I mean, Google isn’t really a villain in the sense I want to mean. The just-tied-a-woman-to-railroad-tracks-while-twirling-a-handlebar-mustache kind of villain is the kind I want to mean, by the way.
What I do mean is Google is the purveyor of information that can, and often will, make you feel a little unoriginal. I’m almost 100% sure this isn’t just my standard, run-of-the-mill crazy rearing its ugly head (or heads, because I’m fairly certain that much crazy can only be contained in a hydra). For every amazing, fun, new, whatever sort of idea that crops up, there seems to be something almost identical (even if only in name) somewhere in Google’s search results.
Surely, Phil, you must have an example in mind…right? Right indeed, me-asking-myself-a-question-to-elaborate-on-my-point (side-note: I’m not sorry for all the hyphenated phrases in this post; not even a little). A good deal of my creative efforts and energies will be going towards Joshua’s Nightmare, or that novel (that needs a better name, I think) that resulted in this blog becoming a thing. I’m finally coming up with bits of a world I feel is a bit better than its original incarnation of “all the stuff located in your dreams”. That could get awfully Freudian awfully fast, and I’d rather keep this from becoming some sort of erotic horror.

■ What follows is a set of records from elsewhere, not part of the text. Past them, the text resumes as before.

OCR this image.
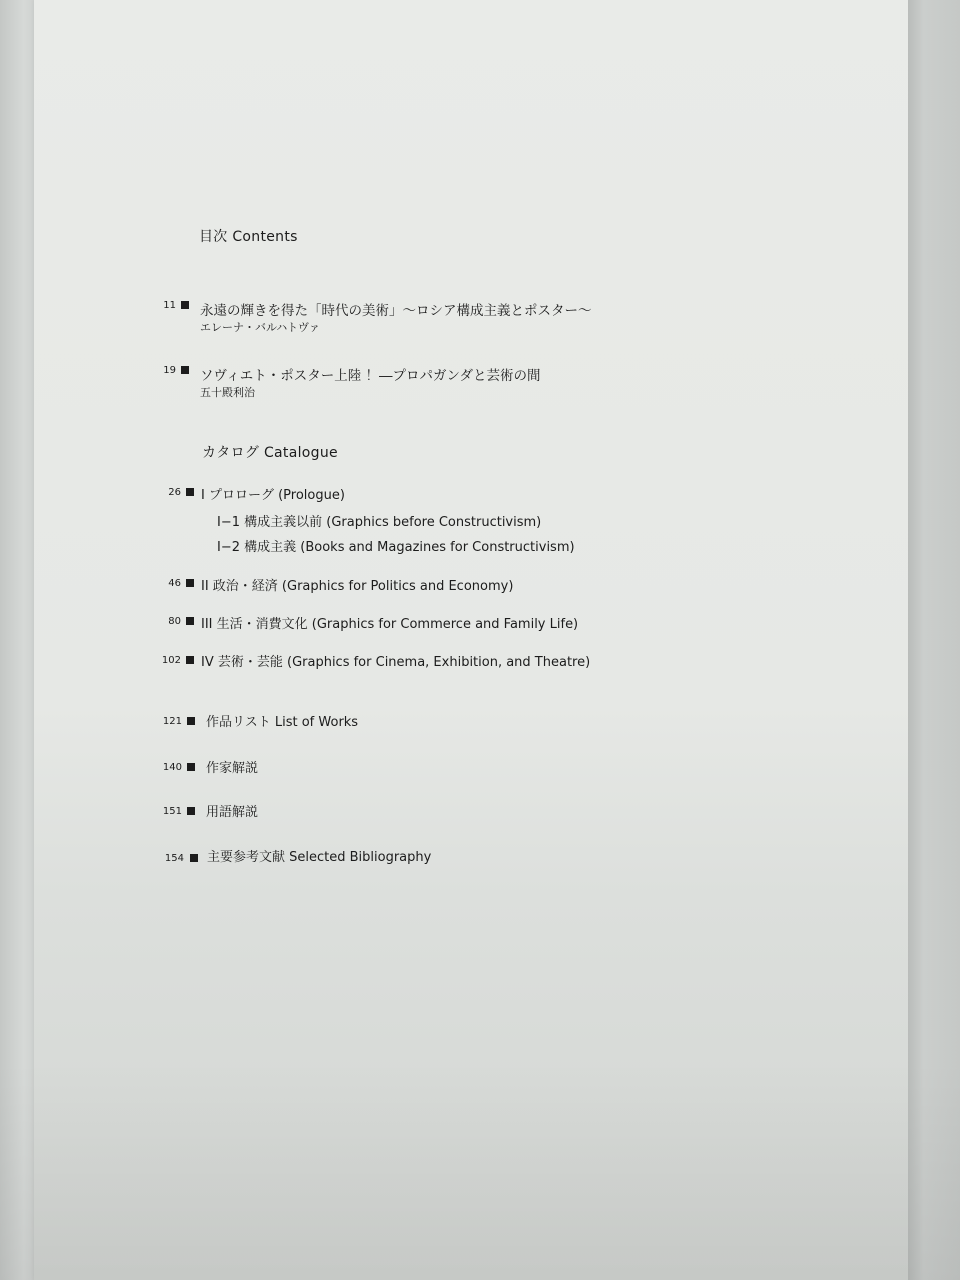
目次 Contents
11 永遠の輝きを得た「時代の美術」〜ロシア構成主義とポスター〜
エレーナ・バルハトヴァ
19 ソヴィエト・ポスター上陸 ！―プロパガンダと芸術の間
五十殿利治
カタログ Catalogue
26 I プロローグ (Prologue)
I−1 構成主義以前 (Graphics before Constructivism)
I−2 構成主義 (Books and Magazines for Constructivism)
46 II 政治・経済 (Graphics for Politics and Economy)
80 III 生活・消費文化 (Graphics for Commerce and Family Life)
102 IV 芸術・芸能 (Graphics for Cinema, Exhibition, and Theatre)
121 作品リスト List of Works
140 作家解説
151 用語解説
154 主要参考文献 Selected Bibliography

However, I feel like the only possible solution to this is to push past the urge to accept any similar results on Google as being defeated as completely unoriginal. Mainly because it’s possible to argue that no idea is truly, completely original (no, I will not go into that, thank you very much), but also largely in part to knowing it’s possible to take something and make it my own anyway.